第一章 三話「子供のころの記憶」
これは――昔の記憶だ。
「彰人くんは、どんな大人になりたい?」
長いトンネルの蛍光灯が、速度と共に一定間隔でボクの顔を照らした。
運転席のお母さんは、優しい声でボクへ尋ねる。
「大人?」
戦隊レッドの人形を持った右手で、ボクは眠たい目をこする。
「例えば……消防団のお父さんみたいに、困ってる人を助ける人になりたい?」
「消防士かぁ」
この質問がとても大切なことなんだと気付くまでに、ボクはこれから十年もかかる。
けれど後部座席に座りながらウトウトするボクは今、どうしてそんな質問をするのか分からなくて、
「分かんない」
と素直に答えた。
事実、今のボクには分からない。大人ってなんだろう。どうすれば大人になれるのだろう。
「そっか。そうだよねまだ分かんないよね」
母はボクの言葉をしっかり咀嚼して、それから黙った。
十秒か三十秒か。ボクは窓から外をじっと眺める。何も変わらぬトンネル。
ボクたちだけが走っているトンネル。
冷たいコンクリートとたまにやってくる非常口の緑光を、呆けるように眺める。かわるがわる照らす蛍光灯。
「お母さんはね。アキくんが今持ってるようなお人形さんのように、お父さんのようにヒーローになってほしくないの」
静かに話す母の言葉の中で、「ヒーロー」という単語だけが浮かんで聞こえた。
「ヒーロー?」
右手にある戦隊レッド。確かにこの人はヒーローだ。誰かのために、何かを守るために戦い続けるヒーロー。
ボクがイメージするカッコいい大人だ。
そして、お父さんも大人でヒーローだった。
「お父さんのように、誰かのために死ぬようなことにはなって欲しくないんだ」
そういえば昨日の夜お葬式で、『あなたのお父さんはヒーローだよ。誇りに思う』と、お父さんより偉い人は言っていた気がする。誇りってなんだろう。
お母さんはそのまま、独り言のようにつぶやき続けた。
「ヒーローはね、最初に死なないとないの。誰かより後には死ねないの」
悲しいんだよ、とお母さんは言った。
「でも……お母さんは、彰人くんには最後まで生きて欲しい。お母さんより――先に死なないでほしい」
――先に死なないでほしい。それはきっと、今思えばとてつもなく重く、優しく、寂しい願いだったのだろう。
一筋だけの涙が、バックミラー越しに流れた。
ボク以上にお母さんは、お父さんが恋しいように見えた。
そんな顔をしないでほしくて、
「分かった」
と、ボクは言った。
本当は何一つ分かっていなかった。

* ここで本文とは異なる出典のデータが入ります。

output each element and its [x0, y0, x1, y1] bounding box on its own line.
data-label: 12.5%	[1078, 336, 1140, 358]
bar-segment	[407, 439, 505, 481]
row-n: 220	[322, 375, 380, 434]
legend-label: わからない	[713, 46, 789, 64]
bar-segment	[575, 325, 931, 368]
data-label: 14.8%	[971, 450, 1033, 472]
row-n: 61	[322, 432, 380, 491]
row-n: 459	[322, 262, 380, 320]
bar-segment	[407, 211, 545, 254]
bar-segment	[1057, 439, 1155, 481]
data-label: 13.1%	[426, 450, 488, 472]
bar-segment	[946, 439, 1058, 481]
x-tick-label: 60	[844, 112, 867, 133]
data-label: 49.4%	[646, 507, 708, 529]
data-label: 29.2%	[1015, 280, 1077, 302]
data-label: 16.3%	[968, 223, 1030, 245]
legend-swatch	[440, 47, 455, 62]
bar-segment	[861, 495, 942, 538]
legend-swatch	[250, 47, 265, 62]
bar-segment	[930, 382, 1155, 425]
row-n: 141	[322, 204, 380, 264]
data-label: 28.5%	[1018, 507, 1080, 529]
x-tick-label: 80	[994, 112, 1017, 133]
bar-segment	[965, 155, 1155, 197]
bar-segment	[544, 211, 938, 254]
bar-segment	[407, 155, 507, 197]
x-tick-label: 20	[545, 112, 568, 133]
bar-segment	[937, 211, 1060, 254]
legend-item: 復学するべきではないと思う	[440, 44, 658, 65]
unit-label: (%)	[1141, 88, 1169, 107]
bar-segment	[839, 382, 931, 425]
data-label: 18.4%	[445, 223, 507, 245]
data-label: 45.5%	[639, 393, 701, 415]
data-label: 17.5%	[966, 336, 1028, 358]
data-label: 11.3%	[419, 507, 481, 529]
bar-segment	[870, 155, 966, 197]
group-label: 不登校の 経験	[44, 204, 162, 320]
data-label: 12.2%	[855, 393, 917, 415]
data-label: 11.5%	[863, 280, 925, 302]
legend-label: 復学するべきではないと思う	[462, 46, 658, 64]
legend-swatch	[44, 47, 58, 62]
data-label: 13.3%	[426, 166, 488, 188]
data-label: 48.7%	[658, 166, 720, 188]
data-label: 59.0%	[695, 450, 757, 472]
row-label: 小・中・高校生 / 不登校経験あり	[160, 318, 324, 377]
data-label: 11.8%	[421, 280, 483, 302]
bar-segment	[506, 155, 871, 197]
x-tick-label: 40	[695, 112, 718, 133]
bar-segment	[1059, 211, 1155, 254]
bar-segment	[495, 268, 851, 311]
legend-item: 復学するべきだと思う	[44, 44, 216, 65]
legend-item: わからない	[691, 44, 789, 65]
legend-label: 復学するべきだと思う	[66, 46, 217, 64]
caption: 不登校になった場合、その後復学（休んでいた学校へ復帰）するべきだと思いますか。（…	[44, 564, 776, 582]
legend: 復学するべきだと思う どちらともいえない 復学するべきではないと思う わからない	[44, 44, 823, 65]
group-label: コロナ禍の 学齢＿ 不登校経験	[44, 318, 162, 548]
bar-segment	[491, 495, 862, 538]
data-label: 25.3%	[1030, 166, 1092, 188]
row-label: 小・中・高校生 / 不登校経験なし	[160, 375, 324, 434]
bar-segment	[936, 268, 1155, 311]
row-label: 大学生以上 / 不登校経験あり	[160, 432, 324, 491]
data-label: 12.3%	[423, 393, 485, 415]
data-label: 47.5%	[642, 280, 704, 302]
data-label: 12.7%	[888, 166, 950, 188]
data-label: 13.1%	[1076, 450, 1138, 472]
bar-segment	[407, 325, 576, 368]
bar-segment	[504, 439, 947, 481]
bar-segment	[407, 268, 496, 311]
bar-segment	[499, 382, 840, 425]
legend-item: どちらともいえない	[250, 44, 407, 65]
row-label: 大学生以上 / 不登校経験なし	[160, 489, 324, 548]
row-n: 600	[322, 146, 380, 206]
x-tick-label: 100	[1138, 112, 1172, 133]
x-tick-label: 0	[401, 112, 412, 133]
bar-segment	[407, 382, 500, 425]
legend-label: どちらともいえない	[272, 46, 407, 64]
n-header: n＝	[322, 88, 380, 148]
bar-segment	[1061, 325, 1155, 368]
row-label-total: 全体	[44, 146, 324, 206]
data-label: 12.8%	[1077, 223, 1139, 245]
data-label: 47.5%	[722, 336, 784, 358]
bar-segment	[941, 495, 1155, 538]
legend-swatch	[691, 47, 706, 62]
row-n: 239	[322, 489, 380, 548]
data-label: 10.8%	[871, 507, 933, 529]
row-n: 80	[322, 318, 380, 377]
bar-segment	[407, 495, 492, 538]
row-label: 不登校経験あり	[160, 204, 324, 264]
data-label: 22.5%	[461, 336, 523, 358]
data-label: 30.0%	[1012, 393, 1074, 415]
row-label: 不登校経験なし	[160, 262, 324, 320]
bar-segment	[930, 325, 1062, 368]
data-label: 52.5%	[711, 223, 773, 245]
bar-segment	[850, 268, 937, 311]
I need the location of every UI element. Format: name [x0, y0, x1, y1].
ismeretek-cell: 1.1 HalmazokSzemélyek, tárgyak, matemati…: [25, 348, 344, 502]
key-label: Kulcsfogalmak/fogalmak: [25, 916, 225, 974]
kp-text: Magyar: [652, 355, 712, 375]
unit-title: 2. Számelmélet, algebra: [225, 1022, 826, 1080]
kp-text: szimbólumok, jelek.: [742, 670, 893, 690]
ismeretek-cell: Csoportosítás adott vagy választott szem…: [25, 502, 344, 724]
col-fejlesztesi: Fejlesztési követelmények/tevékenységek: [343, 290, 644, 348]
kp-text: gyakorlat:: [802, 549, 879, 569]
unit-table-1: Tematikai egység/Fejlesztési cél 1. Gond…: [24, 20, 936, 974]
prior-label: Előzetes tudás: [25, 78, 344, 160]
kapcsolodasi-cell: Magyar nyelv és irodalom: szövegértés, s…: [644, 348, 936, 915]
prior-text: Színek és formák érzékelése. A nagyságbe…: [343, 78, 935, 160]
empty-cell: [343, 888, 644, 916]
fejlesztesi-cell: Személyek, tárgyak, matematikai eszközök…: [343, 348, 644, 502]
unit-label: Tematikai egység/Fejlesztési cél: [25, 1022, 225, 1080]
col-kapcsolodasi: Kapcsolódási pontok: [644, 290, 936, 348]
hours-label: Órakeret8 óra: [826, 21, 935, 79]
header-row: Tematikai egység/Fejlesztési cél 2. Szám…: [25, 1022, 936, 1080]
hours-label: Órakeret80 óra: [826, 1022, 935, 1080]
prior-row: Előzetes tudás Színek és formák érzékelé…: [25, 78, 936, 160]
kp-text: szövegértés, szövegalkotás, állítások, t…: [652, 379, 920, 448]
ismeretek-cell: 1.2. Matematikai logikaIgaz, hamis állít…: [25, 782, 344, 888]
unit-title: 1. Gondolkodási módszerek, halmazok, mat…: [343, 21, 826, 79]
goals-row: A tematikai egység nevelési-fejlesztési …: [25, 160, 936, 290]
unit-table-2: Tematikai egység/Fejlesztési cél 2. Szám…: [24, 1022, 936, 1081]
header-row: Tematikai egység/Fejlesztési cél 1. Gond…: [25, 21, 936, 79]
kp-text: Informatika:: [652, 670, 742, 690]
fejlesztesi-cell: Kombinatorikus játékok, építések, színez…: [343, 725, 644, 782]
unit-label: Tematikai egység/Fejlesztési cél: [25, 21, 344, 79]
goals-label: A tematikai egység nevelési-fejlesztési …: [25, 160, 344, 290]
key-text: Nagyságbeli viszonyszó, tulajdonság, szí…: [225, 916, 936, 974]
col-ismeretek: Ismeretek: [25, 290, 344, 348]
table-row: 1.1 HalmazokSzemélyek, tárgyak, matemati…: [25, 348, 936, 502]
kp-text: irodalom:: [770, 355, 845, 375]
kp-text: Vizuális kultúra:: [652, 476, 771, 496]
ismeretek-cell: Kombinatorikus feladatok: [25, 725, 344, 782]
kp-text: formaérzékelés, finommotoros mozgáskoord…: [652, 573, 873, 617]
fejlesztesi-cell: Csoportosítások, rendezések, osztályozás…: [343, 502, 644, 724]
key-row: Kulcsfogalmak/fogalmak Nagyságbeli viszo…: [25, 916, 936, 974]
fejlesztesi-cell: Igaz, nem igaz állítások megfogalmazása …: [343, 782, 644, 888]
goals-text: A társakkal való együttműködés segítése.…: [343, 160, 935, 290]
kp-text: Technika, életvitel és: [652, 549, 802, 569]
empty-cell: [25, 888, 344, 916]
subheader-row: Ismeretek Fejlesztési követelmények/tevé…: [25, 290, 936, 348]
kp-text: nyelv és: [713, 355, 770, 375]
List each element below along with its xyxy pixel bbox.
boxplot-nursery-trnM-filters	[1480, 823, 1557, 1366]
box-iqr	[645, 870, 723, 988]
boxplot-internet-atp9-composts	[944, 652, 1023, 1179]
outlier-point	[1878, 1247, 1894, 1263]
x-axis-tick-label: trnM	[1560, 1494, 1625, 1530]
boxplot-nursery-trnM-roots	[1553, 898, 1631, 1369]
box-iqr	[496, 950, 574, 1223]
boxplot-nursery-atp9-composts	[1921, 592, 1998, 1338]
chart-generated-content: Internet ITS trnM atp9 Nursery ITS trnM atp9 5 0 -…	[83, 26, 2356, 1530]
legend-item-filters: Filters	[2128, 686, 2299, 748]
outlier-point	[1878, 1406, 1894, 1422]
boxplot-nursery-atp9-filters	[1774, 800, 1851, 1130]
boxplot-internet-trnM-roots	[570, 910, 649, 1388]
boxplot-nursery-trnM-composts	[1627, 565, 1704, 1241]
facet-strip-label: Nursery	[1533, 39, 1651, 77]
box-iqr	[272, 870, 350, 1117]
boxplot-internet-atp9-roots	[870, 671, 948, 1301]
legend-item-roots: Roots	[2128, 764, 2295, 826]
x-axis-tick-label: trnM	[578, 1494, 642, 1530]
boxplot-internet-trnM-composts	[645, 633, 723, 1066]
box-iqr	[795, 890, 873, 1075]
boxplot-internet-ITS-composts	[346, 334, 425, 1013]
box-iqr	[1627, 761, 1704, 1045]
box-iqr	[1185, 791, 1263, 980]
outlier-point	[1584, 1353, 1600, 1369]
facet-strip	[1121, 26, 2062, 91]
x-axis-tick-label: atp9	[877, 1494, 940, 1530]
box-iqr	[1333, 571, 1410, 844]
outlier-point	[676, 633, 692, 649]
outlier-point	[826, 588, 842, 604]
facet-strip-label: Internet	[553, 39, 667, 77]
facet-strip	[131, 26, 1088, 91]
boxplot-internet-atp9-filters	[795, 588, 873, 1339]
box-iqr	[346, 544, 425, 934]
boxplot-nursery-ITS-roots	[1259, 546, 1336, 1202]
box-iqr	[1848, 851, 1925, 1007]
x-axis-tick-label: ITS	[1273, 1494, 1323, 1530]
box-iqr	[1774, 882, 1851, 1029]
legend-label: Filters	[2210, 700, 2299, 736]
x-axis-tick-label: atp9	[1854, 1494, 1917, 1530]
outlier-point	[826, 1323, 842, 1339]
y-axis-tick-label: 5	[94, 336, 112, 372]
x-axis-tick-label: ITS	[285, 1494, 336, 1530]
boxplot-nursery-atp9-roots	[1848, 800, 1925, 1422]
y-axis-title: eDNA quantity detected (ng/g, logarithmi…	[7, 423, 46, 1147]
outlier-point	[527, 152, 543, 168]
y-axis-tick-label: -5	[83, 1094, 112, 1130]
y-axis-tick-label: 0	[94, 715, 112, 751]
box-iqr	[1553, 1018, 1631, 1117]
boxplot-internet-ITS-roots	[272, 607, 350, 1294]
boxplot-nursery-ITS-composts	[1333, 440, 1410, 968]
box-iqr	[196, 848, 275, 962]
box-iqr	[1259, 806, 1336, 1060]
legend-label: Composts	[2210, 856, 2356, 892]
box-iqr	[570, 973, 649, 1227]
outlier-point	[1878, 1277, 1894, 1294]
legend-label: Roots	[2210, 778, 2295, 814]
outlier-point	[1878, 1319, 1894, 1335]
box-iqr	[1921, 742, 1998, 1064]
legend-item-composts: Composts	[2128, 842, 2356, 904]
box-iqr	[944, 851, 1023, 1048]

死ぬとかヒーローにならないでほしいとか、お父さんみたいにどうしてなっちゃいけないのか、なに一つかけらも分かっちゃいなかった。
けれどボクはただ安心してほしかったから。
「心配しなくても大丈夫だよ」
とだけいう。
「ありがとう」
小さく安堵する母を見て、ボクは嬉しく思った。
嬉しくて嬉しくて、今まで内緒にしていたことをあること大発表したくなった。
「それにね」
と付け加える。
「どんな大人になりたいかはわからないけど、ボクは夢はあるんだ」
「夢?? どんな?」
息子の重大で唐突な発表を前に、母はらしくなく驚いている。
そうでしょうそうでしょう驚くでしょうと、ボクはニコニコしながら右手の赤いヒーロー人形を強く握る。
そしてシートベルトがパツン伸びるまで体を起こし、できる限り高く上げた。
「漫画家!!」
漫画家になりたい。
みんなが泣いて、笑って、何度も読み直して、主人公に勇気をもらうような。
そんな漫画を描ける人に、ボクはなりたい。
お母さんはさっき以上にびっくりした顔をしたけれど、すぐに少しだけ頬を緩ませて、
「ならお母さんはアキくんのファン第一号になるね」
と言って笑った。
光が見えた気がした。もうすぐ、長いトンネルを抜ける。